Et maintenant, cette conception elle-même est-elle définitive ? La science que peut créer l’entendement opérant sur les données des sens est-elle susceptible de coïncider complètement avec l’objet à connaître ?

D’abord cette réduction absolue du multiple à l’un, du changeant à l’immuable, que se propose l’entendement, n’est-elle pas, en définitive, la fusion des contradictoires ? Et, si l’absolu est l’intelligible, cette fusion est-elle légitime ? Ensuite, suffit-il que l’entendement fasse une part aux sens pour que l’esprit soit placé au point de vue vraiment central ? En réalité, cette concession n’intéresse que la recherche des lois de la nature.

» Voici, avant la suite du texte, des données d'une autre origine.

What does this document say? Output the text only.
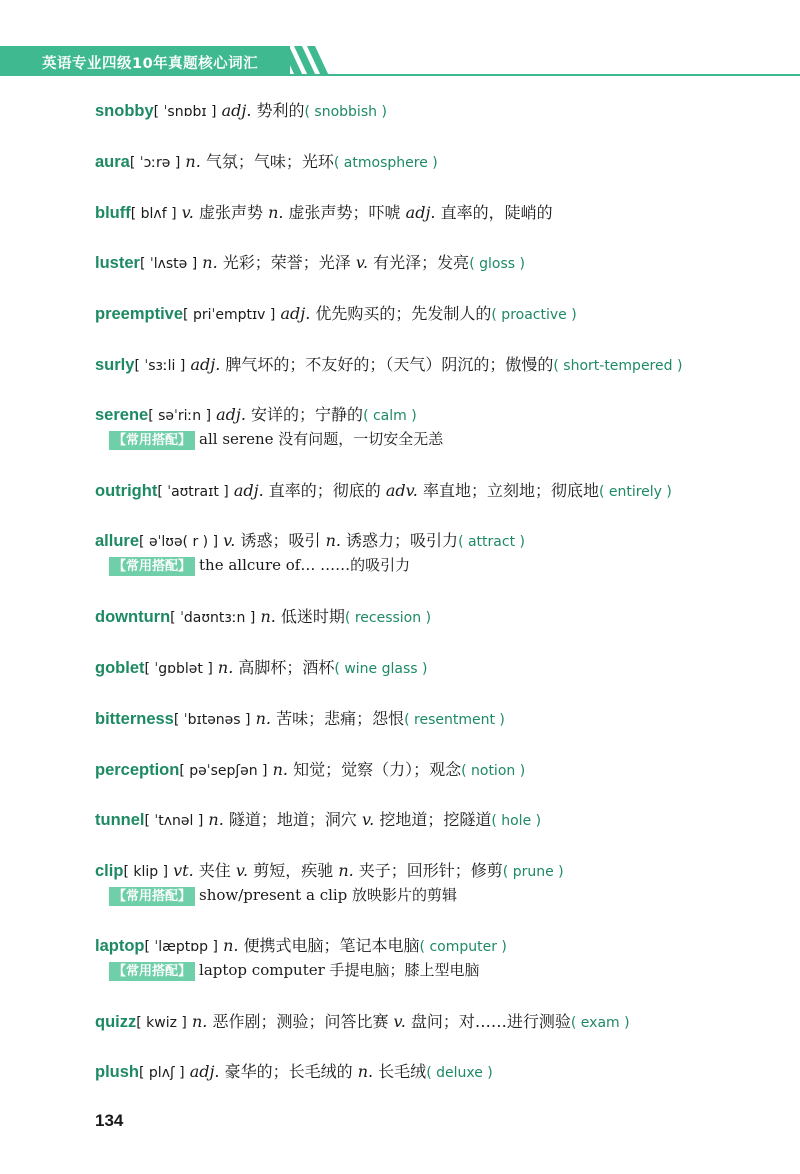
英语专业四级10年真题核心词汇
snobby[ ˈsnɒbɪ ] adj. 势利的( snobbish )
aura[ ˈɔːrə ] n. 气氛；气味；光环( atmosphere )
bluff[ blʌf ] v. 虚张声势 n. 虚张声势；吓唬 adj. 直率的，陡峭的
luster[ ˈlʌstə ] n. 光彩；荣誉；光泽 v. 有光泽；发亮( gloss )
preemptive[ priˈemptɪv ] adj. 优先购买的；先发制人的( proactive )
surly[ ˈsɜːli ] adj. 脾气坏的；不友好的；（天气）阴沉的；傲慢的( short-tempered )
serene[ səˈriːn ] adj. 安详的；宁静的( calm )
【常用搭配】 all serene 没有问题，一切安全无恙
outright[ ˈaʊtraɪt ] adj. 直率的；彻底的 adv. 率直地；立刻地；彻底地( entirely )
allure[ əˈlʊə( r ) ] v. 诱惑；吸引 n. 诱惑力；吸引力( attract )
【常用搭配】 the allcure of… ……的吸引力
downturn[ ˈdaʊntɜːn ] n. 低迷时期( recession )
goblet[ ˈgɒblət ] n. 高脚杯；酒杯( wine glass )
bitterness[ ˈbɪtənəs ] n. 苦味；悲痛；怨恨( resentment )
perception[ pəˈsepʃən ] n. 知觉；觉察（力）；观念( notion )
tunnel[ ˈtʌnəl ] n. 隧道；地道；洞穴 v. 挖地道；挖隧道( hole )
clip[ klip ] vt. 夹住 v. 剪短，疾驰 n. 夹子；回形针；修剪( prune )
【常用搭配】 show/present a clip 放映影片的剪辑
laptop[ ˈlæptɒp ] n. 便携式电脑；笔记本电脑( computer )
【常用搭配】 laptop computer 手提电脑；膝上型电脑
quizz[ kwiz ] n. 恶作剧；测验；问答比赛 v. 盘问；对……进行测验( exam )
plush[ plʌʃ ] adj. 豪华的；长毛绒的 n. 长毛绒( deluxe )
134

Elle n’implique pas un changement dans la conception même du monde. Du moment que l’entendement impose à la science sa catégorie de liaison nécessaire, il n’importe, théoriquement du moins, que les sens soient ou non associés à l’œuvre de la connaissance. Il reste vrai qu’une intelligence parfaite tirerait toute la science d’elle-même, ou du moins de la connaissance d’un seul fait, considéré dans la totalité de ses éléments. Le monde reste un tout parfaitement un, un système dont les parties s’appellent nécessairement les unes les autres.

Or cette catégorie de liaison nécessaire, inhérente à l’entendement, se retrouve-t-elle en effet dans les choses elles-mêmes ? Les causes se confondent-elles avec les lois, comme le suppose, en définitive, la doctrine qui définit la loi un rapport immuable ?

Cette question intéresse à la fois la métaphysique et les sciences positives. Car la doctrine qui place dans l’entendement le point de vue suprême de la connaissance a pour effet de reléguer toute spontanéité particulière dans le monde des illusions : de ne voir dans la finalité qu’une reproduction interne de l’ordre nécessaire des causes efficientes ; de ramener le sentiment du libre arbitre à l’ignorance des causes de nos actions, et de ne laisser subsister qu’une cause véritable, produisant et gouvernant tout par un acte unique et immuable. De plus, cette doctrine ne rend pas un compte suffisant de la nécessité absolue de l’observation et de l’expérimentation dans les sciences positives ; et elle introduit le fatalisme, plus ou moins déguisé, non seulement dans l’étude de tous les phénomènes physiques sans distinction, mais encore dans la psychologie, l’histoire et les sciences sociales.

Pour savoir s’il existe des causes réellement distinctes des lois, il faut chercher jusqu’à quel point les lois qui régissent les phénomènes participent de la nécessité. Si la contingence n’est, en définitive, qu’une illusion due à l’ignorance plus ou moins complète des conditions déterminantes, la cause n’est que l’antécédent énoncé dans la loi ou bien encore la loi elle-même, dans ce qu’elle a de général ; et l’autonomie de l’entendement est légitime. Mais, s’il arrivait que le monde donné manifestât un certain degré de contingence véritablement irréductible, il y aurait lieu de penser que les lois de la nature ne se suffisent pas à elles-mêmes et ont leur raison dans les causes qui les dominent : en sorte que le point de vue de l’entendement ne serait pas le point de vue définitif de la connaissance des choses.